OTTAWA — Organizers of the first 4-20 “Weed Day” demonstration on Parliament Hill since Canada legalized recreational marijuana are learning a tough lesson — new freedoms bring great bureaucracy.
Shawn Mac, a program director for 4-20 Ottawa, says his group is encountering more red tape Saturday than on past April 20 protests.
Organizers can’t use the steps to the now-closed Centre Block, which means spectators will need a front row position on the lawn to see or hear — something Mac calls a “huge letdown.”
“Hearing is already a problem so not being able to see is a crushing blow,” he said in an interview Saturday.
Organizers have also been told to limit musical performers to just two, Mac said, adding that isn’t in the rules of how to hold a public event on the Hill.
New limits on auto access also meant organizers had to haul equipment and material by hand up to the lawn from Wellington Street, he added.
Mac and his fellow organizers were hoping to attract thousands of pro-pot protesters to the Hill on a blustery, rainy holiday weekend.
“It’s frustrating because legalization was supposed to … make things easier and not more complicated,” he said.
Lingering post-legalization concerns are sustaining a sense of protest among 4-20 event organizers across the country.

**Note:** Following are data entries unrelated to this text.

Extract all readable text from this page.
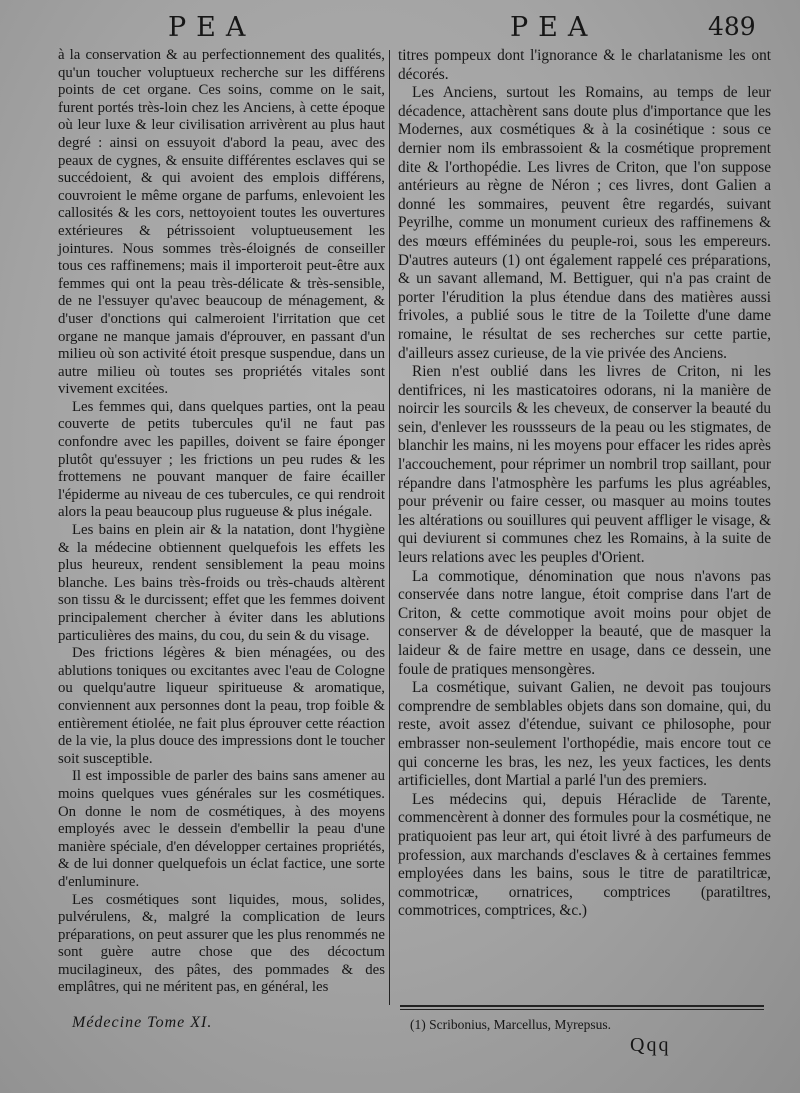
PEA	PEA	489

à la conservation & au perfectionnement des qualités, qu'un toucher voluptueux recherche sur les différens points de cet organe. Ces soins, comme on le sait, furent portés très-loin chez les Anciens, à cette époque où leur luxe & leur civilisation arrivèrent au plus haut degré : ainsi on essuyoit d'abord la peau, avec des peaux de cygnes, & ensuite différentes esclaves qui se succédoient, & qui avoient des emplois différens, couvroient le même organe de parfums, enlevoient les callosités & les cors, nettoyoient toutes les ouvertures extérieures & pétrissoient voluptueusement les jointures. Nous sommes très-éloignés de conseiller tous ces raffinemens; mais il importeroit peut-être aux femmes qui ont la peau très-délicate & très-sensible, de ne l'essuyer qu'avec beaucoup de ménagement, & d'user d'onctions qui calmeroient l'irritation que cet organe ne manque jamais d'éprouver, en passant d'un milieu où son activité étoit presque suspendue, dans un autre milieu où toutes ses propriétés vitales sont vivement excitées.

Les femmes qui, dans quelques parties, ont la peau couverte de petits tubercules qu'il ne faut pas confondre avec les papilles, doivent se faire éponger plutôt qu'essuyer ; les frictions un peu rudes & les frottemens ne pouvant manquer de faire écailler l'épiderme au niveau de ces tubercules, ce qui rendroit alors la peau beaucoup plus rugueuse & plus inégale.

Les bains en plein air & la natation, dont l'hygiène & la médecine obtiennent quelquefois les effets les plus heureux, rendent sensiblement la peau moins blanche. Les bains très-froids ou très-chauds altèrent son tissu & le durcissent; effet que les femmes doivent principalement chercher à éviter dans les ablutions particulières des mains, du cou, du sein & du visage.

Des frictions légères & bien ménagées, ou des ablutions toniques ou excitantes avec l'eau de Cologne ou quelqu'autre liqueur spiritueuse & aromatique, conviennent aux personnes dont la peau, trop foible & entièrement étiolée, ne fait plus éprouver cette réaction de la vie, la plus douce des impressions dont le toucher soit susceptible.

Il est impossible de parler des bains sans amener au moins quelques vues générales sur les cosmétiques. On donne le nom de cosmétiques, à des moyens employés avec le dessein d'embellir la peau d'une manière spéciale, d'en développer certaines propriétés, & de lui donner quelquefois un éclat factice, une sorte d'enluminure.

Les cosmétiques sont liquides, mous, solides, pulvérulens, &, malgré la complication de leurs préparations, on peut assurer que les plus renommés ne sont guère autre chose que des décoctum mucilagineux, des pâtes, des pommades & des emplâtres, qui ne méritent pas, en général, les

titres pompeux dont l'ignorance & le charlatanisme les ont décorés.

Les Anciens, surtout les Romains, au temps de leur décadence, attachèrent sans doute plus d'importance que les Modernes, aux cosmétiques & à la cosinétique : sous ce dernier nom ils embrassoient & la cosmétique proprement dite & l'orthopédie. Les livres de Criton, que l'on suppose antérieurs au règne de Néron ; ces livres, dont Galien a donné les sommaires, peuvent être regardés, suivant Peyrilhe, comme un monument curieux des raffinemens & des mœurs efféminées du peuple-roi, sous les empereurs. D'autres auteurs (1) ont également rappelé ces préparations, & un savant allemand, M. Bettiguer, qui n'a pas craint de porter l'érudition la plus étendue dans des matières aussi frivoles, a publié sous le titre de la Toilette d'une dame romaine, le résultat de ses recherches sur cette partie, d'ailleurs assez curieuse, de la vie privée des Anciens.

Rien n'est oublié dans les livres de Criton, ni les dentifrices, ni les masticatoires odorans, ni la manière de noircir les sourcils & les cheveux, de conserver la beauté du sein, d'enlever les roussseurs de la peau ou les stigmates, de blanchir les mains, ni les moyens pour effacer les rides après l'accouchement, pour réprimer un nombril trop saillant, pour répandre dans l'atmosphère les parfums les plus agréables, pour prévenir ou faire cesser, ou masquer au moins toutes les altérations ou souillures qui peuvent affliger le visage, & qui deviurent si communes chez les Romains, à la suite de leurs relations avec les peuples d'Orient.

La commotique, dénomination que nous n'avons pas conservée dans notre langue, étoit comprise dans l'art de Criton, & cette commotique avoit moins pour objet de conserver & de développer la beauté, que de masquer la laideur & de faire mettre en usage, dans ce dessein, une foule de pratiques mensongères.

La cosmétique, suivant Galien, ne devoit pas toujours comprendre de semblables objets dans son domaine, qui, du reste, avoit assez d'étendue, suivant ce philosophe, pour embrasser non-seulement l'orthopédie, mais encore tout ce qui concerne les bras, les nez, les yeux factices, les dents artificielles, dont Martial a parlé l'un des premiers.

Les médecins qui, depuis Héraclide de Tarente, commencèrent à donner des formules pour la cosmétique, ne pratiquoient pas leur art, qui étoit livré à des parfumeurs de profession, aux marchands d'esclaves & à certaines femmes employées dans les bains, sous le titre de paratiltricæ, commotricæ, ornatrices, comptrices (paratiltres, commotrices, comptrices, &c.)

Médecine Tome XI.	(1) Scribonius, Marcellus, Myrepsus.
Qqq
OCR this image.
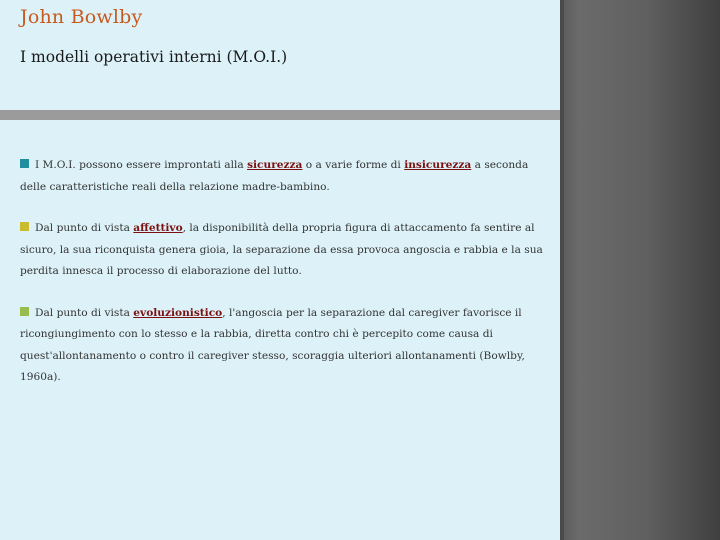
John Bowlby
I modelli operativi interni (M.O.I.)

I M.O.I. possono essere improntati alla sicurezza o a varie forme di insicurezza a seconda delle caratteristiche reali della relazione madre-bambino.

Dal punto di vista affettivo, la disponibilità della propria figura di attaccamento fa sentire al sicuro, la sua riconquista genera gioia, la separazione da essa provoca angoscia e rabbia e la sua perdita innesca il processo di elaborazione del lutto.

Dal punto di vista evoluzionistico, l'angoscia per la separazione dal caregiver favorisce il ricongiungimento con lo stesso e la rabbia, diretta contro chi è percepito come causa di quest'allontanamento o contro il caregiver stesso, scoraggia ulteriori allontanamenti (Bowlby, 1960a).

They include concerns over the government’s decision to tax medicinal marijuana, slow progress on legislation to expedite pardons for people previously convicted of simple pot possession, and the fact that provincial and municipal governments are grappling with retail sales and land use laws for growing pot.
The federal government also has yet to legalize edible marijuana products and has six more months to set rules to do so.
“Everything about legalization has made things harder, which is the opposite of what is was supposed to be,” said Mac.
Others were more upbeat and saw Saturday’s event as an inspiration to the world.
“Again the world is watching, and I’m very proud of Canada today and Canadians,” said Kelly Coulter, a cannabis policy adviser based in British Columbia.
She said Canada is helping change global attitudes and policies as the first G7 nation to legalize pot, and she expected people from Germany and Britain to take part in Saturday’s festivities on the Hill.